Though the woman is too sharp to fall for his act as a girl, Huck does gain enough of her confidence to obtain the information he has come for—that a posse has a bead on Jim, and that the two of them had better move on quicker than planned. And note the themes of Huck’s invented tales: hunger, sickness, death, abandonment, separation, escape. These are the subjects of the blues; and just as Huckleberry’s larger story, within the fully orchestrated blues sonata that is the novel, is at bottom about freedom, resiliency, and heroic action, so are these, at bottom, the subjects of the blues: the improviser’s capacity, in spite of all disconnection, to connect and to make a break for freedom.
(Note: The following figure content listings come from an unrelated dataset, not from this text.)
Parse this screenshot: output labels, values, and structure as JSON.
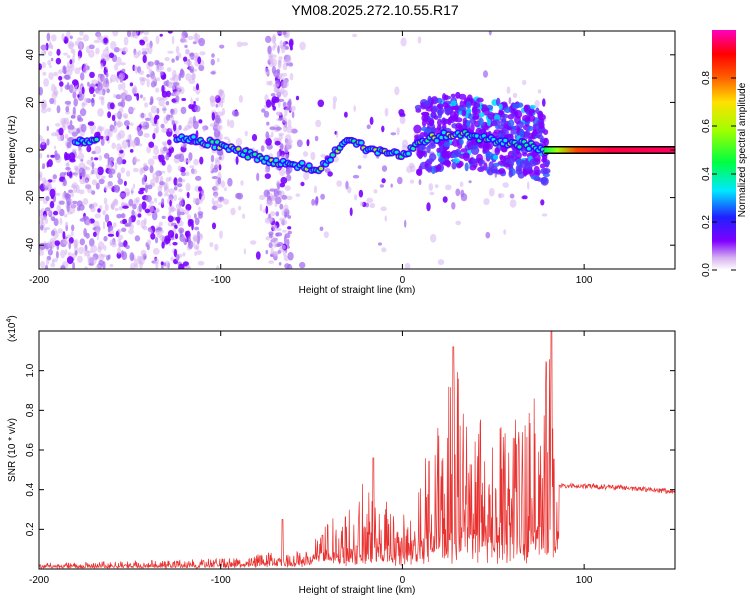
{
  "title": "YM08.2025.272.10.55.R17",
  "chart_data": [
    {
      "type": "heatmap",
      "name": "spectrogram",
      "xlabel": "Height of straight line (km)",
      "ylabel": "Frequency (Hz)",
      "xlim": [
        -200,
        150
      ],
      "ylim": [
        -50,
        50
      ],
      "xticks": [
        -200,
        -100,
        0,
        100
      ],
      "xtick_labels": [
        "-200",
        "-100",
        "0",
        "100"
      ],
      "yticks": [
        -40,
        -20,
        0,
        20,
        40
      ],
      "ytick_labels": [
        "-40",
        "-20",
        "0",
        "20",
        "40"
      ],
      "colorbar": {
        "label": "Normalized spectral amplitude",
        "range": [
          0,
          1
        ],
        "ticks": [
          0.0,
          0.2,
          0.4,
          0.6,
          0.8
        ],
        "tick_labels": [
          "0.0",
          "0.2",
          "0.4",
          "0.6",
          "0.8"
        ],
        "colors": [
          "#ffffff",
          "#d6b3f0",
          "#8000ff",
          "#2020ff",
          "#00e8ff",
          "#00ff40",
          "#a0ff00",
          "#ffe000",
          "#ff6000",
          "#ff0000",
          "#ff00c0"
        ]
      },
      "features": {
        "main_track_x": [
          -180,
          -170,
          -160,
          -120,
          -100,
          -80,
          -60,
          -45,
          -40,
          -30,
          -20,
          -10,
          0,
          10,
          30,
          50,
          70,
          80,
          100,
          150
        ],
        "main_track_freq": [
          3,
          3,
          3,
          5,
          2,
          -3,
          -6,
          -8,
          -3,
          5,
          1,
          -1,
          -3,
          4,
          7,
          4,
          2,
          0,
          0,
          0
        ]
      }
    },
    {
      "type": "line",
      "name": "snr",
      "xlabel": "Height of straight line (km)",
      "ylabel": "SNR (10 * v/v)",
      "y_multiplier": "(x10",
      "y_multiplier_exp": "4",
      "y_multiplier_close": ")",
      "xlim": [
        -200,
        150
      ],
      "ylim": [
        0,
        1.2
      ],
      "xticks": [
        -200,
        -100,
        0,
        100
      ],
      "xtick_labels": [
        "-200",
        "-100",
        "0",
        "100"
      ],
      "yticks": [
        0.2,
        0.4,
        0.6,
        0.8,
        1.0
      ],
      "ytick_labels": [
        "0.2",
        "0.4",
        "0.6",
        "0.8",
        "1.0"
      ],
      "color": "#e8302e",
      "envelope_x": [
        -200,
        -120,
        -90,
        -70,
        -60,
        -50,
        -40,
        -30,
        -20,
        -10,
        0,
        10,
        20,
        30,
        40,
        50,
        60,
        70,
        80,
        86,
        100,
        120,
        150
      ],
      "envelope_base": [
        0.02,
        0.03,
        0.04,
        0.06,
        0.06,
        0.08,
        0.1,
        0.12,
        0.15,
        0.14,
        0.15,
        0.18,
        0.2,
        0.22,
        0.22,
        0.23,
        0.24,
        0.25,
        0.26,
        0.42,
        0.42,
        0.41,
        0.39
      ],
      "envelope_peak": [
        0.03,
        0.05,
        0.06,
        0.09,
        0.08,
        0.14,
        0.25,
        0.35,
        0.5,
        0.35,
        0.3,
        0.45,
        0.85,
        1.0,
        0.85,
        0.78,
        0.75,
        0.9,
        1.2,
        0.44,
        0.43,
        0.42,
        0.4
      ],
      "spikes_x": [
        -66,
        -44,
        -16,
        28,
        82
      ],
      "spikes_y": [
        0.25,
        0.17,
        0.56,
        1.12,
        1.2
      ]
    }
  ]
}
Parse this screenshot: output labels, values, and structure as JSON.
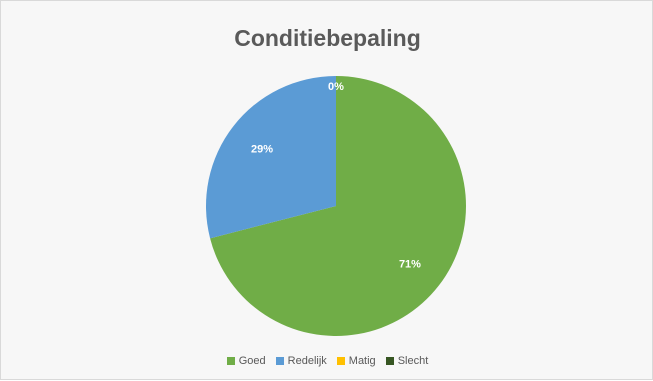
{
  "chart_data": {
    "type": "pie",
    "title": "Conditiebepaling",
    "categories": [
      "Goed",
      "Redelijk",
      "Matig",
      "Slecht"
    ],
    "values": [
      71,
      29,
      0,
      0
    ],
    "data_labels": [
      "71%",
      "29%",
      "0%",
      ""
    ],
    "colors": [
      "#70ad47",
      "#5b9bd5",
      "#ffc000",
      "#375623"
    ],
    "legend_position": "bottom"
  }
}
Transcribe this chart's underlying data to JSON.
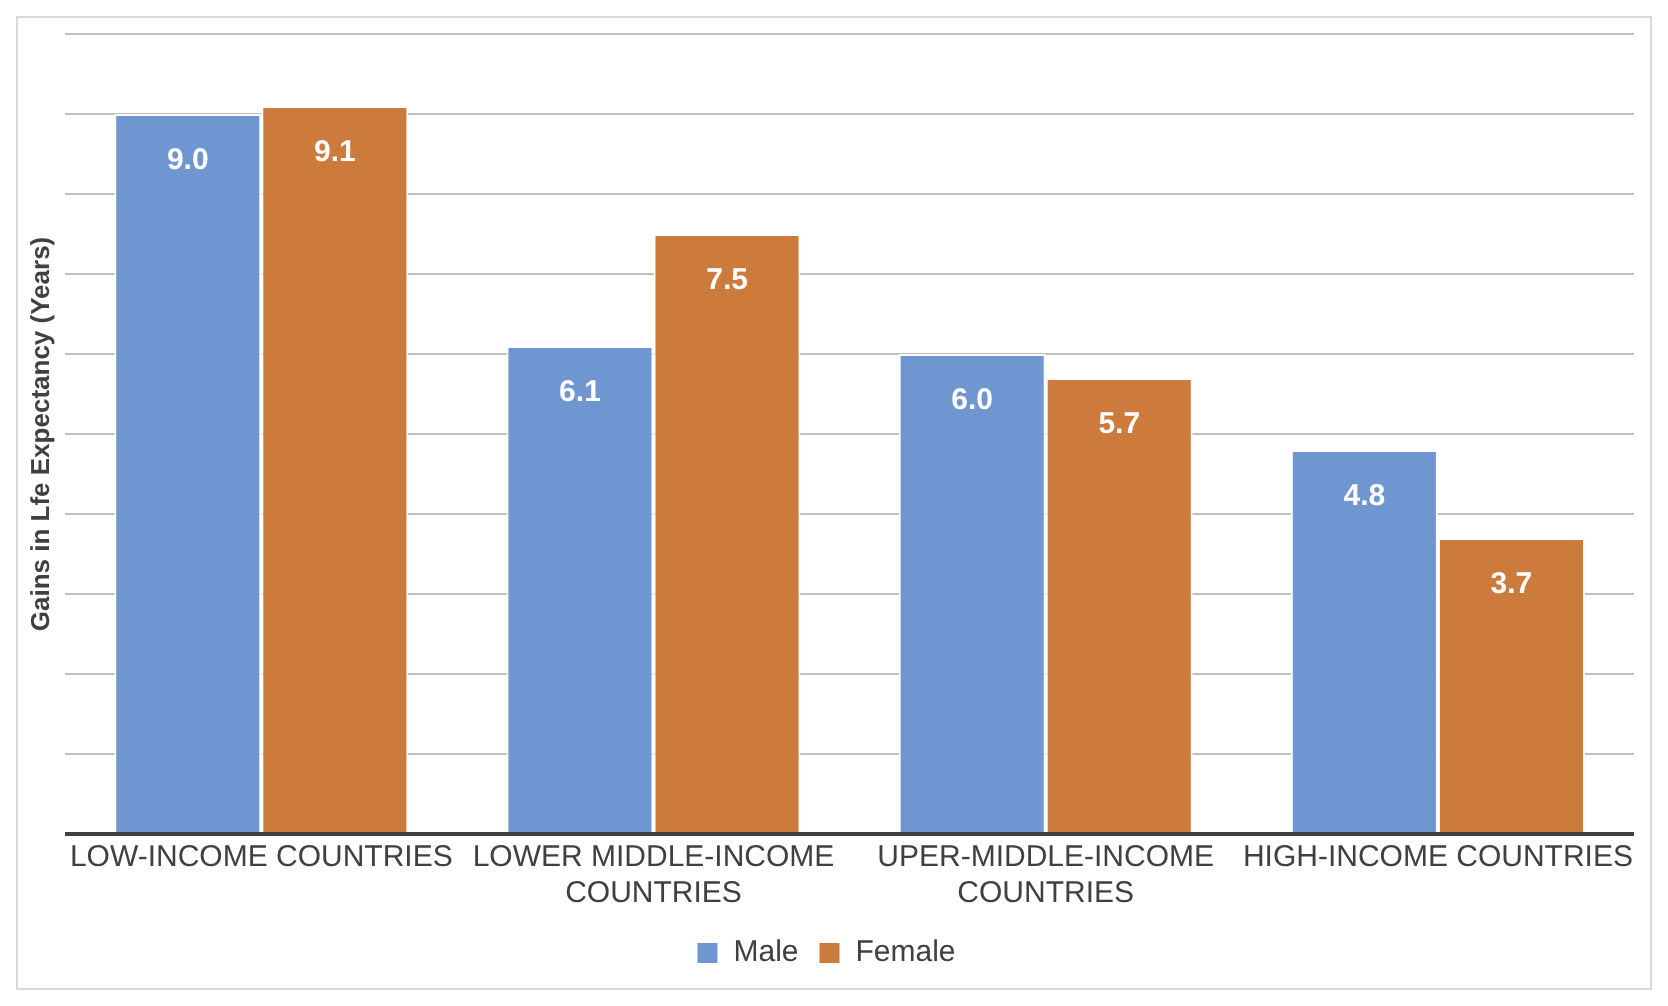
{
  "chart_data": {
    "type": "bar",
    "ylabel": "Gains in Lfe Expectancy (Years)",
    "categories": [
      "LOW-INCOME COUNTRIES",
      "LOWER MIDDLE-INCOME COUNTRIES",
      "UPER-MIDDLE-INCOME COUNTRIES",
      "HIGH-INCOME COUNTRIES"
    ],
    "series": [
      {
        "name": "Male",
        "color": "#7096d1",
        "values": [
          9.0,
          6.1,
          6.0,
          4.8
        ],
        "value_labels": [
          "9.0",
          "6.1",
          "6.0",
          "4.8"
        ]
      },
      {
        "name": "Female",
        "color": "#cd7b3c",
        "values": [
          9.1,
          7.5,
          5.7,
          3.7
        ],
        "value_labels": [
          "9.1",
          "7.5",
          "5.7",
          "3.7"
        ]
      }
    ],
    "ylim": [
      0,
      10
    ],
    "yticks": [
      {
        "value": 0,
        "label": null
      },
      {
        "value": 1,
        "label": null
      },
      {
        "value": 2,
        "label": null
      },
      {
        "value": 3,
        "label": null
      },
      {
        "value": 4,
        "label": null
      },
      {
        "value": 5,
        "label": null
      },
      {
        "value": 6,
        "label": null
      },
      {
        "value": 7,
        "label": null
      },
      {
        "value": 8,
        "label": null
      },
      {
        "value": 9,
        "label": null
      },
      {
        "value": 10,
        "label": null
      }
    ],
    "tick_labels": "x",
    "grid": "y",
    "legend": "bottom"
  }
}
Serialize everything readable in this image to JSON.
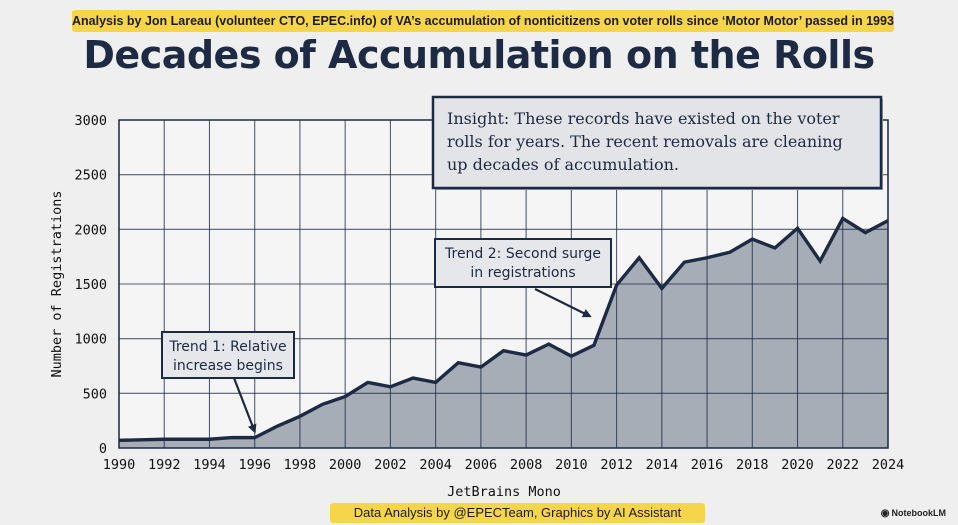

To get help for a gang whose boat Huck has stolen (and because of which theft he feels guilty), the boy stops a man passing on a ferry and pretends to weep before serving up another bluesy tale of woe. “Pap and mam, and sis and Miss Hooker” are all in a peck of trouble, Huck declares, because while making a night visit to Booth’s Island, Miss Hooker and her black servant-woman took a ferry but lost their oar, so the ferry turned down the river and ran into an old wrecked boat, the Walter Scott. With the servant and the horses lost, Miss Hooker climbed aboard the wreck. “Well,” says Huck, unwinding the yarn, “about an hour after dark, we come along down in our trading-scow, and it was so dark we didn’t notice the wreck till we was right on it; and so we saddle-baggsed”—that is, they were slowed to a complete halt. “Well, we hollered and took on, but it’s so wide there, we couldn’t make nobody hear.